It is said to have been discovered back in 3,900 B.C. in Armenia, in the form of a straw-woven skirt. These garments have been worn by men & women over the years in many different cultures. This is still alive today, some men in Scotland wear kilts, as do some Asian men wear what is called, the Dhoti or Lungi, a piece of material that is wrapped around the waist and knotted, resembling a skirt.
Women’s dresses started to become a lot more varied in the 19th century than in any other culture. Waistlines originally started under the bust, called the ‘Empire Silhouette’, and they started to drift towards the natural waist. The skirt had started of quite narrow, but was now moving towards styles like the Hoopskirt or Crinoline skirt. This was all taking place around 1860s.

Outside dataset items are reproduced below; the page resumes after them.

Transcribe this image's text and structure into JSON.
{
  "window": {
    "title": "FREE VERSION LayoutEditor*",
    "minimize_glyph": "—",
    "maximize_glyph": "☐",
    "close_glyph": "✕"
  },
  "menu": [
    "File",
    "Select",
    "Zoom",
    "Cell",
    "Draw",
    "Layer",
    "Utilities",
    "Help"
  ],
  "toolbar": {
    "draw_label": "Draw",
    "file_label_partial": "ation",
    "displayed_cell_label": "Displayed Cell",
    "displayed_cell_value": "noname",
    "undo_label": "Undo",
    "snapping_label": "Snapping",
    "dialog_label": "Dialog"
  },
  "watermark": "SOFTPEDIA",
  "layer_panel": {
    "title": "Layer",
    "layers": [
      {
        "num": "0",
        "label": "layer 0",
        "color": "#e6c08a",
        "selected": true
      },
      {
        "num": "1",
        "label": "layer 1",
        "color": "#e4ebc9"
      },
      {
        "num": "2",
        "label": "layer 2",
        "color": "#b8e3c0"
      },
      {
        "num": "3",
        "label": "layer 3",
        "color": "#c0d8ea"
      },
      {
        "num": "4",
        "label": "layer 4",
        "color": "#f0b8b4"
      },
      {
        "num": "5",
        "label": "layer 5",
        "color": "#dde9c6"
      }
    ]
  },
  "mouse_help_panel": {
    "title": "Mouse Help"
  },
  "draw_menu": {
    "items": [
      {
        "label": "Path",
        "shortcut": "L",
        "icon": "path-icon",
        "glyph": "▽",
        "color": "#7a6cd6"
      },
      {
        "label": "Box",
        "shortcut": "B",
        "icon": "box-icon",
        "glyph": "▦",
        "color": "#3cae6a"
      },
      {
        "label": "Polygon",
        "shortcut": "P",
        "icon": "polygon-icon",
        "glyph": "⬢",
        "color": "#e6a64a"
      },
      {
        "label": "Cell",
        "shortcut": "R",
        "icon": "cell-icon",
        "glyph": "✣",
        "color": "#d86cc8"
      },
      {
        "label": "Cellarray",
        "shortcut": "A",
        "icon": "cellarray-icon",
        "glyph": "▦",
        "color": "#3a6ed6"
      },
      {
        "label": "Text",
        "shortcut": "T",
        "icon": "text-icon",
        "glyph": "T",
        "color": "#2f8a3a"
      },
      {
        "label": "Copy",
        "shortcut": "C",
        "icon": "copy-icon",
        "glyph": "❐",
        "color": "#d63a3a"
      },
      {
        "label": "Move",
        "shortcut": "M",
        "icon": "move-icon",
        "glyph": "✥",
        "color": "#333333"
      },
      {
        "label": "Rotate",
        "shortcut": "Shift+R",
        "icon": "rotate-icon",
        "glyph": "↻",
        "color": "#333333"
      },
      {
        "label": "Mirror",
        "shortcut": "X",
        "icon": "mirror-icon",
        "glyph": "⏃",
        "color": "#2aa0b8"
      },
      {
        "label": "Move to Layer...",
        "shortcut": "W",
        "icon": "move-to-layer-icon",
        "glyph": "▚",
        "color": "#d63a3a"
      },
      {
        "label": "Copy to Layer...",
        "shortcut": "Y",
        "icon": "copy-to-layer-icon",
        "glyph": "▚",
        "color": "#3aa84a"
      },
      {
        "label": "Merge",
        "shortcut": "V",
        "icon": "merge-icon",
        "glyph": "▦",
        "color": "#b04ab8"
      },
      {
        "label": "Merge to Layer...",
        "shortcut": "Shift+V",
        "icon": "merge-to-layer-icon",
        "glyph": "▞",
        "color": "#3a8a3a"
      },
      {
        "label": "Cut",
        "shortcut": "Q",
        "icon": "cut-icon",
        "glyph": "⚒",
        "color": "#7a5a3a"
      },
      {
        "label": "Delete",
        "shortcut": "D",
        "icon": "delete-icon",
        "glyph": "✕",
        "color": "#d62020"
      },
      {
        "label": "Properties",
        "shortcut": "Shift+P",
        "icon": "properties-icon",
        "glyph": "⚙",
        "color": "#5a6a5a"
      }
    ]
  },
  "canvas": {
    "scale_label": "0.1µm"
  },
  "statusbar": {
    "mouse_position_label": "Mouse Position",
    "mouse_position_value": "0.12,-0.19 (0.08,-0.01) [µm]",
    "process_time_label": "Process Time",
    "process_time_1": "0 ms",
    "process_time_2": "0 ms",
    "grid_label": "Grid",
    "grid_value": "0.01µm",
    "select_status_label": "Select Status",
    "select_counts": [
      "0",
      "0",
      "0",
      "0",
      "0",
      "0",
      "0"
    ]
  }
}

Then, skirts took a radical change in the beginning of the 20th century – the hem was no longer at the floor. Around the 1920s skirts became short(er), then in the 1930s, long again. Then throughout the War, skirts became shorter as there was a fabric restriction at the time.
And of course what came into fashion in the 60s? The Miniskirt by Mary Quant. She had dared to create this item the measured normally no longer than 4inches below the bottom. These skirts were so popular, as they are today, worn by teenagers, young adults and can also be seen in sport, such as skaters, cheerleaders and tennis players.